Annual report pursuant to Section 13 and 15(d)

Business Combinations

v3.6.0.2
Business Combinations
12 Months Ended
Dec. 31, 2016
Business Combinations [Abstract]  
Business Combinations
3. Business Combinations

Acquisitions Accounted for Using the Purchase Method

On April 20, 2015 (the “Closing Date”), the Company acquired substantially all of the assets of Ciscura for $6.2 million in cash, based on the final number of pumps acquired and the associated treatments, which were generated during the 90-day period post-closing from the approximately 100 medical facility relationships Ciscura had prior to the acquisition. The Company acquired approximately 1,800 infusion pumps, its four-person field sales team, as well as its facilities management personnel, which have become the foundation of the Company’s new Southeast facility.

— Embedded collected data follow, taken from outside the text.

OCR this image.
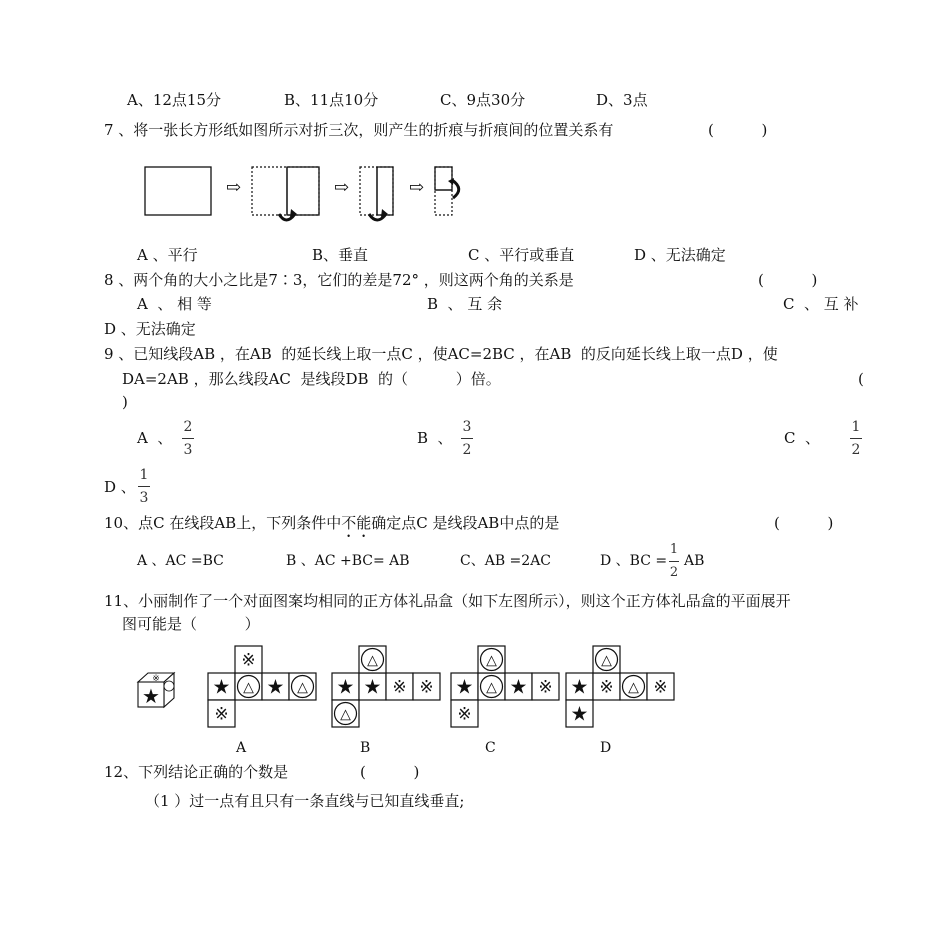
A、12点15分	B、11点10分	C、9点30分	D、3点
7 、将一张长方形纸如图所示对折三次，则产生的折痕与折痕间的位置关系有	(          )
⇨	⇨	⇨
A 、平行	B、垂直	C 、平行或垂直	D 、无法确定
8 、两个角的大小之比是7∶3，它们的差是72° ，则这两个角的关系是	(          )
A  、 相 等	B  、 互 余	C  、 互 补
D 、无法确定
9 、已知线段AB ，在AB  的延长线上取一点C ，使AC=2BC ，在AB  的反向延长线上取一点D ，使
DA=2AB ，那么线段AC  是线段DB  的（          ）倍。	(
)
A  、
2
3
B  、
3
2
C  、
1
2
D 、
1
3
10、点C 在线段AB上，下列条件中不能确定点C 是线段AB中点的是	(          )
A 、AC =BC	B 、AC +BC= AB	C、AB =2AC	D 、BC =
1
2
AB
11、小丽制作了一个对面图案均相同的正方体礼品盒（如下左图所示），则这个正方体礼品盒的平面展开
图可能是（          ）
★
※	★ △ ★ △
※
※
★ ★ ※ ※
△
△
★ △ ★ ※
△
※
★ ※ △ ※
△
★
A	B	C	D
12、下列结论正确的个数是	(          )
（1 ）过一点有且只有一条直线与已知直线垂直;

Ciscura, based in Alpharetta, GA, was a privately-held Southeastern regional provider of ambulatory infusion pumps and services to medical facilities and will provide the Company with a new regional warehouse and service facility that will be in close proximity to a number of our largest existing customers, in addition to new customers previously serviced by Ciscura, enabling same day service for equipment and supplies to much of the Southeast region. The Company used available borrowings under our credit facility to finance the acquisition and associated expenses. As of December 31 2015, $6.2 million of the purchase price was paid in cash and approximately $0.7 million for integration, professional and other related expenses were expensed as incurred and are included in General and Administrative expenses in the Company’s consolidated statements of operations. The Company did not disclose the revenue and income of Ciscura for the period from the acquisition date through December 31, 2015 as it was not practical due to the fact that the operations were substantially integrated. See Note 7 – Debt of the Notes to the Consolidated Financial Statements included in this Form 10-K for additional information pertaining to this funding.

 

Final Purchase Price Allocation

Pursuant to ASC 805, “Business Combinations,” the final purchase price was allocated to the assets acquired and liabilities assumed based upon their fair values as of the Closing Date. The final purchase price allocation was primarily based upon a valuation using income and cost approaches and management’s estimates and assumptions. The allocation of the final purchase price to the fair values of the assets acquired and liabilities assumed as of the Closing Date is presented below (in thousands):

 

     Amount  

Medical equipment in rental service

   $ 2,289  

Trade names and Trademarks

     23  

Customer relationships

     3,393  

Furniture and fixtures

     20  

Leasehold improvements

     185  

Non-competition agreements

     246  
  

 

 

 

Total — final purchase price

   $ 6,156  
  

 

 

 

Acquired property and equipment are being depreciated on a straight-line basis with estimated remaining lives ranging from 1 year to 7 years.